Editorial do Estado de S.Paulo publicado na sexta-feira (20/9) tenta definir o que é “clamor público”, num esforço intelectual para demonstrar que, ao se alongar na justificativa de seu voto, cada magistrado do Supremo Tribunal Federal estaria, em última instância, se dirigindo à “opinião pública”.
O centro dessa reflexão, claro, era a decisão do ministro Celso de Mello, que na quarta-feira (18) desempatou a votação da Ação Penal 470, admitindo a aceitação dos embargos infringentes que podem mudar o destino de alguns dos condenados.

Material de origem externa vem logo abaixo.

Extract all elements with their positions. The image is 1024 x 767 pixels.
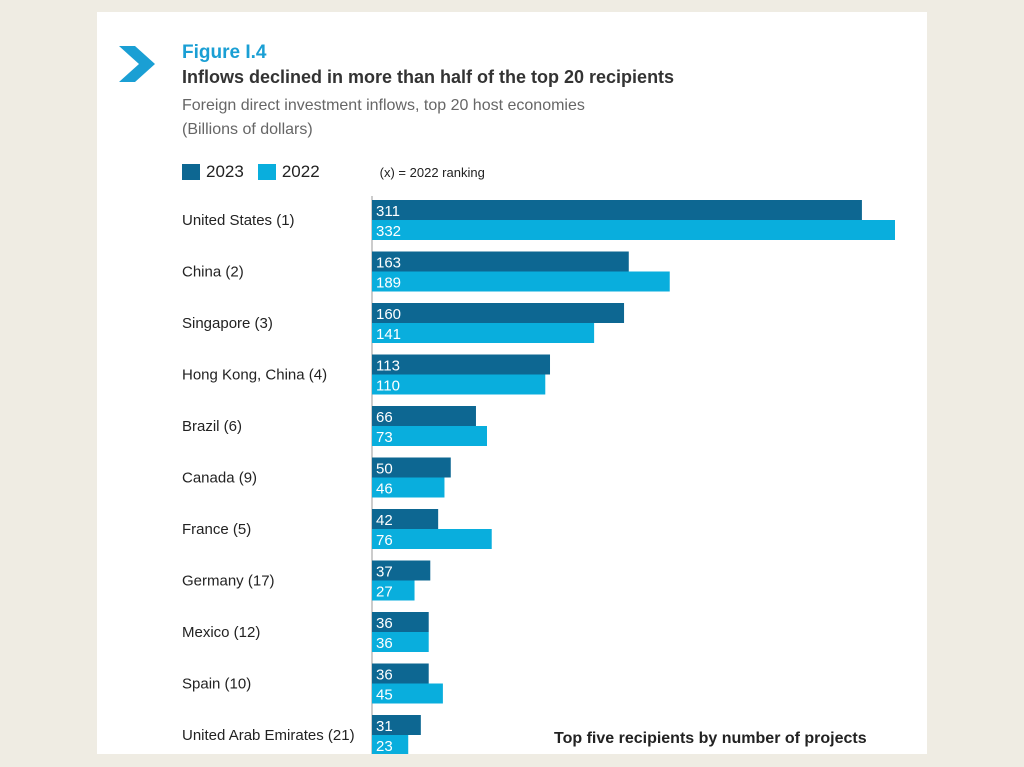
bar-2023 bbox=[372, 663, 429, 684]
category-label: United Arab Emirates (21) bbox=[182, 727, 355, 744]
subtitle-units: (Billions of dollars) bbox=[182, 121, 313, 138]
legend-swatch-2023 bbox=[182, 164, 200, 180]
bar-value-label: 160 bbox=[376, 306, 401, 323]
legend-label-2022: 2022 bbox=[281, 162, 320, 181]
bar-2022 bbox=[372, 683, 443, 704]
legend-swatch-2022 bbox=[257, 164, 276, 180]
bar-value-label: 189 bbox=[376, 275, 401, 292]
bar-2023 bbox=[372, 406, 476, 426]
bar-2022 bbox=[372, 735, 409, 754]
bar-value-label: 23 bbox=[376, 738, 393, 754]
bar-value-label: 37 bbox=[376, 564, 393, 581]
bar-value-label: 332 bbox=[376, 223, 401, 240]
bar-2022 bbox=[372, 580, 415, 601]
ranking-note: (x) = 2022 ranking bbox=[379, 164, 485, 180]
bar-value-label: 27 bbox=[376, 584, 393, 601]
bar-chart: United States (1) 311 332 China (2) 163 189 Si… bbox=[182, 196, 895, 754]
bar-value-label: 36 bbox=[376, 615, 393, 632]
legend-item-2023: 2023 bbox=[182, 162, 244, 182]
category-label: Brazil (6) bbox=[182, 418, 242, 435]
bar-2022 bbox=[372, 220, 895, 240]
bar-2023 bbox=[372, 457, 451, 478]
bar-value-label: 50 bbox=[376, 461, 393, 478]
bar-2022 bbox=[372, 477, 445, 498]
bar-2022 bbox=[372, 632, 429, 652]
figure-label: Figure I.4 bbox=[182, 42, 267, 63]
bar-2022 bbox=[372, 323, 595, 343]
bar-2023 bbox=[372, 251, 629, 272]
chart-title: Inflows declined in more than half of th… bbox=[182, 67, 675, 87]
chevron-right-icon bbox=[119, 46, 155, 82]
bar-value-label: 46 bbox=[376, 481, 393, 498]
subtitle-line: Foreign direct investment inflows, top 2… bbox=[182, 97, 585, 114]
category-label: Mexico (12) bbox=[182, 624, 260, 641]
legend-item-2022: 2022 bbox=[257, 162, 320, 182]
bar-2023 bbox=[372, 354, 551, 375]
footnote: Top five recipients by number of project… bbox=[554, 730, 867, 747]
bar-2023 bbox=[372, 715, 421, 735]
chart-legend: 2023 2022 (x) = 2022 ranking bbox=[182, 162, 485, 182]
category-label: United States (1) bbox=[182, 212, 295, 229]
bar-2022 bbox=[372, 271, 670, 292]
category-label: Hong Kong, China (4) bbox=[182, 367, 327, 384]
bar-value-label: 42 bbox=[376, 512, 393, 529]
bar-value-label: 31 bbox=[376, 718, 393, 735]
bar-value-label: 141 bbox=[376, 326, 401, 343]
bar-2023 bbox=[372, 303, 625, 323]
bar-value-label: 76 bbox=[376, 532, 393, 549]
bar-2023 bbox=[372, 612, 429, 632]
category-label: Singapore (3) bbox=[182, 315, 273, 332]
bar-value-label: 45 bbox=[376, 687, 393, 704]
bar-value-label: 311 bbox=[376, 203, 400, 220]
bar-value-label: 36 bbox=[376, 667, 393, 684]
figure-card: Figure I.4 Inflows declined in more than… bbox=[97, 12, 927, 754]
bar-2023 bbox=[372, 560, 431, 581]
bar-2022 bbox=[372, 374, 546, 395]
bar-2022 bbox=[372, 529, 492, 549]
bar-2022 bbox=[372, 426, 487, 446]
category-label: Canada (9) bbox=[182, 470, 257, 487]
category-label: Spain (10) bbox=[182, 676, 251, 693]
category-label: France (5) bbox=[182, 521, 251, 538]
bar-2023 bbox=[372, 509, 439, 529]
category-label: China (2) bbox=[182, 264, 244, 281]
bar-2023 bbox=[372, 200, 862, 220]
bar-value-label: 73 bbox=[376, 429, 393, 446]
legend-label-2023: 2023 bbox=[206, 162, 244, 181]
category-label: Germany (17) bbox=[182, 573, 275, 590]
bar-value-label: 110 bbox=[376, 378, 400, 395]
bar-value-label: 113 bbox=[376, 358, 400, 375]
chart-subtitle: Foreign direct investment inflows, top 2… bbox=[182, 94, 585, 142]
bar-value-label: 36 bbox=[376, 635, 393, 652]
bar-value-label: 66 bbox=[376, 409, 393, 426]
bar-value-label: 163 bbox=[376, 255, 401, 272]
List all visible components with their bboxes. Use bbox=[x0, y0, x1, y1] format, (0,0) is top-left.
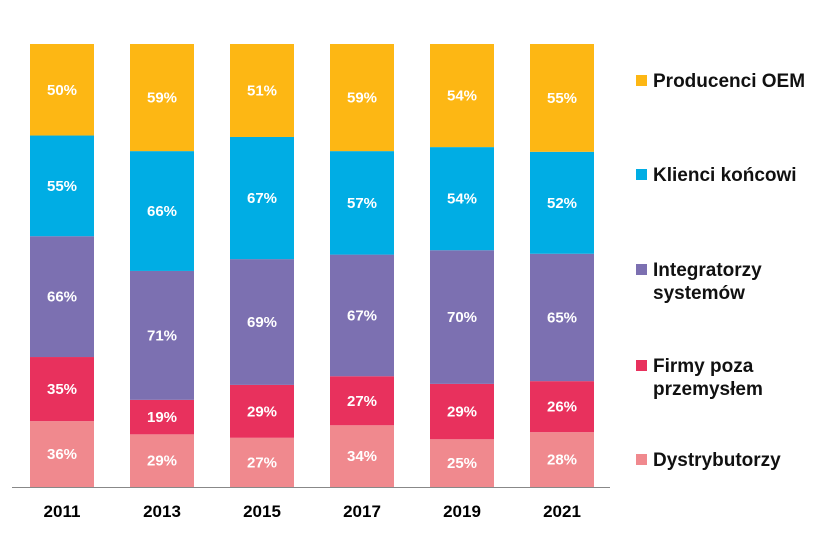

Diz o tradicional jornal paulista que é natural e democrático que “um servidor público consciente” se mantenha atento àquilo que pode ser chamado de “opinião pública”, “clamor público” ou outro nome que se dê ao conjunto das opiniões majoritárias na sociedade. Na interpretação manifestada pelo editorialista, “é essa interação que dá sentido e substância a uma sociedade genuinamente democrática”.
Eis, então, na íntegra, o que a mídia tradicional pensa sobre democracia: ela repousaria na prestação de contas dos atos do Estado, visando uma suposta maioria opinativa da população.
Trata-se de uma sutil, mas reveladora distorção do conceito de democracia, visto o regime perfeito do ângulo dos mediadores da comunicação. Ora, basta um pouco de reflexão para demonstrar que o compromisso de um ministro do STF, do legislador, ou qualquer agente do Estado, com o regime democrático, se define pelo cumprimento da lei, não pela maneira como irá informar a sociedade sobre seus atos. A crítica ou análise de suas decisões e iniciativas cabe a cada cidadão, sendo que, entre esses milhões, há alguns com mais acesso aos sistemas de comunicação.
Também não é preciso ser o gênio da raça para compreender que, numa sociedade desigual como a brasileira, na qual somente na última década se permitiu alguma mobilidade social significativa, os cidadãos com mais anos de educação formal, e com renda suficiente para dispor de tempo e recursos que lhe deem acesso a variadas fontes de informação, têm mais chance de tomar posição consistente com seus interesses sobre os assuntos da agenda comum.
Esses indivíduos são os clientes típicos da imprensa, e suas opiniões tendem a ser condicionadas pelas escolhas da mídia. Portanto, resume-se a essa minoria o que os jornais chamam de “opinião pública”.
Autoengano da imprensa
No contexto que alguns teóricos chamam de cibernético, ou hipermediado, pode-se projetar uma crescente ampliação do ambiente comunicacional, com um número progressivamente maior de pessoas se apropriando dos meios de produção de informação e cultura. Esse novo ambiente se caracteriza, entre outros elementos, pela ampliação das autonomias individuais no que se refere ao protagonismo social. Consequentemente, reduz-se o poder de persuasão dos antigos mediadores, que se concentram na mídia tradicional.
O próprio nome que se dá ao sistema tecnológico que criou a internet, e posteriormente evoluiu para as redes sociais amplas de interação e troca de informações, vem de um discurso de Platão conhecido como “Kibernetes”, traduzido como “A arte de pilotar barcos e homens”.
A essência dessa reflexão, que serviu de inspiração aos criadores dos sistemas de automação e da rede mundial de computadores, é que, tanto na navegação como na política e na comunicação, não se pode assegurar a precisão dos efeitos a partir de uma causa única.
Uma mensagem na internet, assim como um movimento no leme de um barco, indica uma direção na fase posterior do processo, mas não dá nenhuma garantia de um curso permanente no futuro, porque muitas outras variáveis irão interferir no trajeto da embarcação – ou da informação.
No tempo em que toda comunicação de massa dependia de uma mídia que filtrava as informações, essas variáveis aleatórias podiam ser parcialmente administradas. No ambiente hipermediado, a mídia tradicional é apenas uma referência.
Assim, não há como afirmar que a “opinião pública” acha isso ou aquilo, exceto em circunstâncias muito pontuais, que podem ser captadas com uma relativamente baixa precisão, em pesquisas muito elaboradas. Não é o caso de consultas feitas apressadamente no interesse das redações.
A insistência dos jornais em identificar e interpretar um “clamor popular” em torno de qualquer assunto revela apenas o autoengano da imprensa, em certa ilusão de poder sobre as opiniões fluidas que se mesclam continuamente na complexidade social.